第197話:フェルトレント⑦
本来であればカナタが傷を負うことはなかっただろう。それは賢者の石が彼に対する攻撃を全て受け止めることができたからだ。
しかし、それをカナタ本人が良しとはしなかった。
それでは自分を鍛えることができないと、これから先ずっとリッコたちに守られる立場に甘んじると思ってしまった。
だからカナタは自分を鍛えるために賢者の石がすぐに助けないよう、言い聞かせていたのだ。
「け、賢者の石っすか!?」
「伝説級のアイテムキタアアアアァァアアァァッ!!」
驚きの声をあげるリタとは違い、ロタンは大興奮しながら絶叫している。
もしもこの場にいたのがカナタ一人であればもう少し無理をしていたかもしれないが、今はリタとロタンが一緒にいる。
二人を危険に晒してまで自分を鍛えようとは思えなかった。
『ブジュルララッ!?』
だが、二人よりも驚いたのはフェルトレントだろう。
次の攻撃で確実に獲物を捕らえられると思っていたところに謎の鉱物が現れて、こちらの攻撃を全て防いでしまっているのだ。
驚愕と共に苛立ちが募り、そして小さな恐怖が湧き上がる。
だからといって、ここで攻撃を止めるような魔獣ではない。むしろ、諦めてしまえば先ほどの三人に殺されることはわかり切っていた。
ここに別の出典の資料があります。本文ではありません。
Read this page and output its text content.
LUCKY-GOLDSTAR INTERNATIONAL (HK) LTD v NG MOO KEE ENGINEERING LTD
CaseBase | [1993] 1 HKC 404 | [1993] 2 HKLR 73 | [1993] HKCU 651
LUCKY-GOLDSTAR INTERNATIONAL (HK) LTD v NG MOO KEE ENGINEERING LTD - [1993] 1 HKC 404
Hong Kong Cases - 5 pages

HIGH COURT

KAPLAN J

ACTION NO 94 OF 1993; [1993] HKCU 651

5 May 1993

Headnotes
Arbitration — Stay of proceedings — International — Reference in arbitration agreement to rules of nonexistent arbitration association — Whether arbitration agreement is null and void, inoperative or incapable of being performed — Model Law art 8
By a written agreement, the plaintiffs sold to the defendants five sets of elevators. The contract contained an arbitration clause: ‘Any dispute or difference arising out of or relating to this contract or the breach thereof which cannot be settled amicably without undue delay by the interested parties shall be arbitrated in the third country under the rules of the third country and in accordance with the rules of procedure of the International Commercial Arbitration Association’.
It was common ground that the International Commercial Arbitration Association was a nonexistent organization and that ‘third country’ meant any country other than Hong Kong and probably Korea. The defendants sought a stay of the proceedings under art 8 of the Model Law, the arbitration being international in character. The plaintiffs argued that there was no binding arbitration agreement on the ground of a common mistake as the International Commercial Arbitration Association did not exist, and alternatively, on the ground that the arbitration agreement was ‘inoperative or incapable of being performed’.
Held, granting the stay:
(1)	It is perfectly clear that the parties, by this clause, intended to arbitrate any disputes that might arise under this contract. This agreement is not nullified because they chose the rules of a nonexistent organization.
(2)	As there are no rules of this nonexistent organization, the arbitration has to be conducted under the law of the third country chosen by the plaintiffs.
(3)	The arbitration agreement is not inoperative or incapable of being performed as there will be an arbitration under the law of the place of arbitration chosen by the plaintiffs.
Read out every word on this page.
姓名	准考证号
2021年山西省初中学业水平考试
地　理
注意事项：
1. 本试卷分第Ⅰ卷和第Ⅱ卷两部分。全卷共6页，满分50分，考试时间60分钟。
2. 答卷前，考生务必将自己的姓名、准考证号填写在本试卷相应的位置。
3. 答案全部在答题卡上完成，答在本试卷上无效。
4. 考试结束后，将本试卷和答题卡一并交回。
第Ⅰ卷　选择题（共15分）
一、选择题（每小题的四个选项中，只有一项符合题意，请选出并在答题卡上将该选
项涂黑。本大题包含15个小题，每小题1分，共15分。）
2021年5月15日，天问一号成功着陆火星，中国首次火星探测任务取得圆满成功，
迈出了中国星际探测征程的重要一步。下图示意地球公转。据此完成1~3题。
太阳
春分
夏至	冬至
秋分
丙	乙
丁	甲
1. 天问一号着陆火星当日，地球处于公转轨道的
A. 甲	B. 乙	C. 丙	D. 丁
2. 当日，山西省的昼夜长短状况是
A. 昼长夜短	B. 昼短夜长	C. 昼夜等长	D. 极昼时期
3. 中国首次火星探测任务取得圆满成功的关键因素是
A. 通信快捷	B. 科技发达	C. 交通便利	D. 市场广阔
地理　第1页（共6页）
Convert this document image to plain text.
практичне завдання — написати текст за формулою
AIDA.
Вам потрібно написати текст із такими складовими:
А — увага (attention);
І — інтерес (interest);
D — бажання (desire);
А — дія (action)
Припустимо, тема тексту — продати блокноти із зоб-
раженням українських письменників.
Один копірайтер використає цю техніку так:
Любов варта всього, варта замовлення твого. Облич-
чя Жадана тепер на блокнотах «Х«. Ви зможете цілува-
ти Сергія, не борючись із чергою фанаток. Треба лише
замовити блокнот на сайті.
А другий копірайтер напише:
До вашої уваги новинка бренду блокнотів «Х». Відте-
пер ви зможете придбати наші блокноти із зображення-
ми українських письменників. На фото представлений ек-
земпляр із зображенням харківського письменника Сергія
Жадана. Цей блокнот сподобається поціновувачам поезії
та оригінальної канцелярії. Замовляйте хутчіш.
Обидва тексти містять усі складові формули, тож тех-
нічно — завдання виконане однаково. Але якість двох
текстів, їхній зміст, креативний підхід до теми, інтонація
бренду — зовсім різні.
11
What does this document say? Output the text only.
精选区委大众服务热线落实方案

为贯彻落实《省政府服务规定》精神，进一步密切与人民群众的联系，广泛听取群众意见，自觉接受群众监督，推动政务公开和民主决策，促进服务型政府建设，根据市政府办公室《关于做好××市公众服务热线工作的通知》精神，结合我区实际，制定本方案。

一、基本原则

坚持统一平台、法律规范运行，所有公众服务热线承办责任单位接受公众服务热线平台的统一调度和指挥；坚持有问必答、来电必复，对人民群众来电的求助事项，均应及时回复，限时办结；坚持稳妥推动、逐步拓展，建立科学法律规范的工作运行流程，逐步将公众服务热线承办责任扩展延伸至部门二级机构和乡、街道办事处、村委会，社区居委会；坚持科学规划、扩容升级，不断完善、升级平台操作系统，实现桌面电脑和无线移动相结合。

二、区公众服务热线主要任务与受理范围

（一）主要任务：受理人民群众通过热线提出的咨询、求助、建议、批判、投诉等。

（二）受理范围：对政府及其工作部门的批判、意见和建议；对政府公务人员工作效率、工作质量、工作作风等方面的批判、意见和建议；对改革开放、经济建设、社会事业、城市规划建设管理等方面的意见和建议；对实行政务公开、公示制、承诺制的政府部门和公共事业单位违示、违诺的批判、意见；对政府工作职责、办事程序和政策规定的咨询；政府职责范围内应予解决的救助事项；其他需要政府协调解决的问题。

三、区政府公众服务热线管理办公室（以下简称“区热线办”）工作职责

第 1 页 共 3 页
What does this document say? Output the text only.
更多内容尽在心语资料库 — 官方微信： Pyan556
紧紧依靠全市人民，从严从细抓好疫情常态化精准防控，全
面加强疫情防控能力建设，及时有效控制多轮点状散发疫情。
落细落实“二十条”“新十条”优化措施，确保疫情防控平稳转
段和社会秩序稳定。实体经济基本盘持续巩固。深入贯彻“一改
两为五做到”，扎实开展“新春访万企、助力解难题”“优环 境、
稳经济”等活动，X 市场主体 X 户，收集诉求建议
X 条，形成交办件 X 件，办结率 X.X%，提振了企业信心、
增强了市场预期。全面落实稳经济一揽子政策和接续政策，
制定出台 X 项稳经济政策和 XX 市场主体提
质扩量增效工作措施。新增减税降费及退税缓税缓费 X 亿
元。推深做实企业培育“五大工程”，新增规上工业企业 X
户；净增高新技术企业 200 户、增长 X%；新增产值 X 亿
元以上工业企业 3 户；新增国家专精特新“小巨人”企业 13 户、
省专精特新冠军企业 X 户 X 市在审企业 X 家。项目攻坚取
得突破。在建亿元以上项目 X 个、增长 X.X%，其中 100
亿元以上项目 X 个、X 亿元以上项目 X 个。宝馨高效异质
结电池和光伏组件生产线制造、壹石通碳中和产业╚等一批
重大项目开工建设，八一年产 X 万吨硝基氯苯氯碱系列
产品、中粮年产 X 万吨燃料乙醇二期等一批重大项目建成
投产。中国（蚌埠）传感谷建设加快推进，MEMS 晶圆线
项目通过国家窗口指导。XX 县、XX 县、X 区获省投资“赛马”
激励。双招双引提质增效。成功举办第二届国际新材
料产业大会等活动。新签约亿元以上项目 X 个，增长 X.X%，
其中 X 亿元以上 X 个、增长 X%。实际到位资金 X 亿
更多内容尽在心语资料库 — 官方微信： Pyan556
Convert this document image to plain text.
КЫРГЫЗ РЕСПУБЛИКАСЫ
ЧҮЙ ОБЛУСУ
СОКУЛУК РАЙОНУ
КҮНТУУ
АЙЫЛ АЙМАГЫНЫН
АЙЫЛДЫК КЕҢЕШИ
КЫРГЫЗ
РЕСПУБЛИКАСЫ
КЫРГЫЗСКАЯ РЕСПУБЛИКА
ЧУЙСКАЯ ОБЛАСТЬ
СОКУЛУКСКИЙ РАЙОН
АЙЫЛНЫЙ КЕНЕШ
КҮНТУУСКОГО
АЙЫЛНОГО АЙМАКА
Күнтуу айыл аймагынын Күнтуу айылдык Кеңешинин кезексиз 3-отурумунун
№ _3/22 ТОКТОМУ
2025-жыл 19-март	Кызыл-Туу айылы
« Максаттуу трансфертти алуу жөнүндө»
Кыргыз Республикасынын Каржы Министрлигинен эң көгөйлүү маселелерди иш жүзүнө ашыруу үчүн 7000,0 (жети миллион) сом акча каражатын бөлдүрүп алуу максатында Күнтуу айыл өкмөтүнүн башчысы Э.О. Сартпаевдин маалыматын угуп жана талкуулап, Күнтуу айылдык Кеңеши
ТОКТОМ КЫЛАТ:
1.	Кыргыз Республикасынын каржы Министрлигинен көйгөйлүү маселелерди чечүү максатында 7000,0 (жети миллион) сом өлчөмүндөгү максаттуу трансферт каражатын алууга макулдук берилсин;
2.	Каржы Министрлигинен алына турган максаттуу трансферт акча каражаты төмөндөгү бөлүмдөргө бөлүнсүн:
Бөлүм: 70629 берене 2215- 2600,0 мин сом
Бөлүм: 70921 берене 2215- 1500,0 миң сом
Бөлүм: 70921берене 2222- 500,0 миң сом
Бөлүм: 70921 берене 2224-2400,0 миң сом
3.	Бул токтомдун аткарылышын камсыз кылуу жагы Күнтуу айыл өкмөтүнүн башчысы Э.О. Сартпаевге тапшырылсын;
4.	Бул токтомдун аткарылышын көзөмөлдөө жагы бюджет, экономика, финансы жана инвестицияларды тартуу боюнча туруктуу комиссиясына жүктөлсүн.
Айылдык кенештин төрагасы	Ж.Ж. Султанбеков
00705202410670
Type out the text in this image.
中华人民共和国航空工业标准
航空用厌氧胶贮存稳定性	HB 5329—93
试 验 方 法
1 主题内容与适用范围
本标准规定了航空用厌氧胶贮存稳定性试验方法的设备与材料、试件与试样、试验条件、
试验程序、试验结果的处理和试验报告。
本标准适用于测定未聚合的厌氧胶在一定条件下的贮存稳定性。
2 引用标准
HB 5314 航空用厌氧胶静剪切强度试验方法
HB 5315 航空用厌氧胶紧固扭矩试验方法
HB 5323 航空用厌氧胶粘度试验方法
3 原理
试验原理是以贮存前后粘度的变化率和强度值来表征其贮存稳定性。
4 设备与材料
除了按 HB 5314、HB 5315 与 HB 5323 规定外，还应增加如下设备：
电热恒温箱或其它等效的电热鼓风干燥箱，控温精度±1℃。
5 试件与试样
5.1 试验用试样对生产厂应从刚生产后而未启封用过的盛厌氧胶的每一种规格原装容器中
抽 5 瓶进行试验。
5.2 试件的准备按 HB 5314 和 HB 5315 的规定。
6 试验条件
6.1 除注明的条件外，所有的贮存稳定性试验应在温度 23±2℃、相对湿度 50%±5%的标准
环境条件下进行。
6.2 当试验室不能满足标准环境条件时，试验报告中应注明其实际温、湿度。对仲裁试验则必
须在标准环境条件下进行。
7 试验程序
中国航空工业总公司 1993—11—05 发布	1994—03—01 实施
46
『ブジュ……ブギュルルラアアアアァァアアァァッ!!』
故に、さらなる苛烈な攻撃がカナタへと殺到していく。
今のリタでは防ぎ切れない触手の数だったが、賢者の石は難なく全てを防ぎ切り、それどころか自らの形態を鋭利な刃物へと変形させて両断してしまう。
攻防一体の鉱物の存在にフェルトレントが抱いた恐怖は徐々に大きくなり、焦りから周りが完全に見えなくなっていた。
「――どっせええええええええぇぇいっ!!」
「リッコ!」
全速力で戻ってきていたリッコが森の中から気合いの声と共に飛び出してくると、アクアコネクトを振り抜いて束になっていた触手を一閃した。
『ブギュルルラアアアアァァアアァァッ!?』
「ごめん、カナタ君!」
「こっちは大丈夫だ! あとは任せるぞ、リッコ!」
「俺たちもいるんだがなあっ!」
「お任せください、カナタ様!」
続いて飛び出してきたライルグッドとアルフォンスが雷撃と氷撃を浴びせていき、フェルトレントは完全に怯んでしまう。
『ギギギギ……ブジュルララアアアアッ!』
直後、花びらの部分から舞い散っていた黄色い花粉が触手からも噴き出された。
魔獣を操り自らの配下としてしまう花粉だったが――それらは全く意味を成さなかった。
「残念だが、この辺りで生き残っている魔獣はすでにいないぞ」
「操れる魔獣がいない、ということですね」
「あんたは絶対に許さない! 細切れにして、ぶっ殺してやるんだから!」
『ギギ、ギギギギ……ブギュルルラアアアアァァアアァァッ!!』
恐怖に支配されたフェルトレントは触手を振り回し、無差別攻撃を開始した。
隙を見て逃げ出そうという算段だったが、それを許すリッコたちではない。
思考を持った攻撃ならいざ知らず、ただ振り回されるだけの無差別攻撃であれば回避も容易であり、触手の隙間を縫って前進していく。
「……リッコは行かないのか?」
「カナタ君たちに護衛を残さなかったのは、私たちのミスだもの」
「今なら賢者の石があるから問題ないけど?」
「それよ! ……全く、完全に存在を忘れていたわ。ってか、それなのにどうして怪我をしているのよ!」
「あー……まあ、訓練の一環で、かな?」
「もう! 怪我をする訓練なんて、カナタ君はしなくてもいいんだからね?」
今にも泣き出してしまいそうな表情でリッコがそう口にすると、カナタは申し訳なさそうにこう伝えた。
「……俺は、リッコたちの足手まといにだけはなりたくないんだ。自衛できるだけの技術を学びたいけど、みんなが研鑽した時間に比べたら、俺の努力なんて小さなものだからな。多少無理をしてでも、訓練には力を入れないといけないんだよ」
「カナタ君……」
『――ブギャララララアアアアァァアアァァッ!! ……ァァ…………ァ…………』
そこまで話をすると、フェルトレントの悲鳴が聞こえてきた。
声のした方へ視線を向けると、すでにライルグッドとアルフォンスが戻ってきており、その後方には大量の触手と共に枯れた花びらを横たえているフェルトレントの姿が転がっていた。